Nilai-Nilai Pendidikan Antikorupsi dalam Lagu Pop Bali

Oleh I Made Adnyana*

Tembang Nyander Korupsi

PADA dasarnya, lagu adalah buah karya cipta seni berupa rangkaian nada yang kemudian diimbuhi dengan kata-kata sebagai lirik lagu. Secara umum, orang mengenal lagu sebagai salah satu media hiburan, dengan kata lain mendengarkan lagu adalah salah satu cara menghibur diri. Karenanya lewat lagu, composer atau seorang pencipta mencoba menyampaikan ide atau gagasan-gagasan mereka.
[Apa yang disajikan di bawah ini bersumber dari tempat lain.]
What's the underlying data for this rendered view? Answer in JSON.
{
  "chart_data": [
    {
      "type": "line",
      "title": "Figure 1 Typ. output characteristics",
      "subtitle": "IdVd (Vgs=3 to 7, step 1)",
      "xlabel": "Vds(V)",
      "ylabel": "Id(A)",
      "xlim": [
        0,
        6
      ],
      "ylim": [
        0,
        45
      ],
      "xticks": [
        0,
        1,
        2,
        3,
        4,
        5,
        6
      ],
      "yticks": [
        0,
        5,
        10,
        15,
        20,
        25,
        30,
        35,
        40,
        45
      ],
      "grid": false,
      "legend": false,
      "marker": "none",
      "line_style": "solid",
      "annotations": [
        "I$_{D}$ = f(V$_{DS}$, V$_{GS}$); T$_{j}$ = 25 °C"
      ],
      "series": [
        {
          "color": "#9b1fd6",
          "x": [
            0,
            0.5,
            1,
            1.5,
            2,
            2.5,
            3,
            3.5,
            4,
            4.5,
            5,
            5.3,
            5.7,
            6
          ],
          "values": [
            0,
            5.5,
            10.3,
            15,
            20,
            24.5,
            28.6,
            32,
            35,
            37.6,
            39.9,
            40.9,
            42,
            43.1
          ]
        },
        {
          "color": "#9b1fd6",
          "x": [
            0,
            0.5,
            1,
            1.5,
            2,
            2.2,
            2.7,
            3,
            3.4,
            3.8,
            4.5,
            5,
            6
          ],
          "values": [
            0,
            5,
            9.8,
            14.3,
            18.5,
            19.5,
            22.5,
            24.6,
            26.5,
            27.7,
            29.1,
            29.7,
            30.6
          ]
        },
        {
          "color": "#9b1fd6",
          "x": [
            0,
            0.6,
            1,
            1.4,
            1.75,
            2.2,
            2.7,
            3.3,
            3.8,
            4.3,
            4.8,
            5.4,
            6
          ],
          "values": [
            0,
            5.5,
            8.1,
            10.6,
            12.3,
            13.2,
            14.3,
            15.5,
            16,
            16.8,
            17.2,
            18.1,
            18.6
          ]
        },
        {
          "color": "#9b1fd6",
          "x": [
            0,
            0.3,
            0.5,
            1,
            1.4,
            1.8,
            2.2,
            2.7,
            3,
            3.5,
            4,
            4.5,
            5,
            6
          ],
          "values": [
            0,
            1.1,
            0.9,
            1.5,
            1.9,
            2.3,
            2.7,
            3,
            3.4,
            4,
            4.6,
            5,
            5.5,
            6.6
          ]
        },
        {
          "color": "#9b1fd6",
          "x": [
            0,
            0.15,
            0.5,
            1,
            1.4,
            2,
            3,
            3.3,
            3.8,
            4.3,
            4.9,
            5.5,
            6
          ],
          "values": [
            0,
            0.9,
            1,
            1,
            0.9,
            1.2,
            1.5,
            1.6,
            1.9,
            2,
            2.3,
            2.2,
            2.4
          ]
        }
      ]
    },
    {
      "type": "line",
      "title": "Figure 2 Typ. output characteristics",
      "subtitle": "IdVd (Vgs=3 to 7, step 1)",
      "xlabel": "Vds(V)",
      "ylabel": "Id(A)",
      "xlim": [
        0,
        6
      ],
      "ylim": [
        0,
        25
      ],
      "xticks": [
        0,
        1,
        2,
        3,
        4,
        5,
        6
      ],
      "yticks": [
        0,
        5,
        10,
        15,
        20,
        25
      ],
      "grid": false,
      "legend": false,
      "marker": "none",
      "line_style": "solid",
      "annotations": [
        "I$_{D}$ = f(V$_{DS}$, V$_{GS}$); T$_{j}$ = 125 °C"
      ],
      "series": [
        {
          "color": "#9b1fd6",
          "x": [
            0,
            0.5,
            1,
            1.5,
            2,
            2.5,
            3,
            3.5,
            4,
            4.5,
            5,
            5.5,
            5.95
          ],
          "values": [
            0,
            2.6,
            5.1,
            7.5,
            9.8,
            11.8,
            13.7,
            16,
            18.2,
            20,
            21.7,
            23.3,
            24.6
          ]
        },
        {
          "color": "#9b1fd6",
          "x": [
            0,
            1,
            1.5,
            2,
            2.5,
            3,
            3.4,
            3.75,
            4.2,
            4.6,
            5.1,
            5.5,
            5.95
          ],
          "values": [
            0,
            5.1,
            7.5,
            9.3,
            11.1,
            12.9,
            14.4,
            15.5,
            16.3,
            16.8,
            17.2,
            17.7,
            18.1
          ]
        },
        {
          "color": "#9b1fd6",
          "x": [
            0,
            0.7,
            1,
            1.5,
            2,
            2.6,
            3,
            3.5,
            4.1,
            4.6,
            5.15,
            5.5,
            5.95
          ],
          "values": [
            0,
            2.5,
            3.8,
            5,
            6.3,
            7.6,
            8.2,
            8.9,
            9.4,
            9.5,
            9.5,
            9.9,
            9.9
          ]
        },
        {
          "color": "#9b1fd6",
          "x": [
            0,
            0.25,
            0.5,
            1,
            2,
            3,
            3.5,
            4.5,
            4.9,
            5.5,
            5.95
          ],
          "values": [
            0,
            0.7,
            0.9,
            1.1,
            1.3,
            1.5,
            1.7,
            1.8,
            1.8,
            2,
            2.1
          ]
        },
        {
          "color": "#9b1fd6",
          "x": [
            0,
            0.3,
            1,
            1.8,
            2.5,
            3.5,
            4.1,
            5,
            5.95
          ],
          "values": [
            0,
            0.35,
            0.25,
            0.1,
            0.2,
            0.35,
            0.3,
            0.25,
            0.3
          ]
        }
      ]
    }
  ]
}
Sebagai salah satu media hiburan, pesan atau makna yang terkandung dalam lagu juga kebanyakan bercerita tentang keseharian orang pada umumnya. Sudah menjadi pandangan umum pula, salah satu tema lagu yang paling umum dan paling banyak digemari adalah tentang kisah asmara atau percintaan dengan segala dinamikanya. Namun demikian tak sedikit pula lagu yang menyampaikan atau mengungkapkan tema kemasyarakatan umum sebagai kritik sosial. Tak terkecuali dalam perkembangan lagu pop berbahasa Bali, yang memiliki penggemar cukup banyak dari berbagai kalangan, dari anak remaja hingga orang dewasa.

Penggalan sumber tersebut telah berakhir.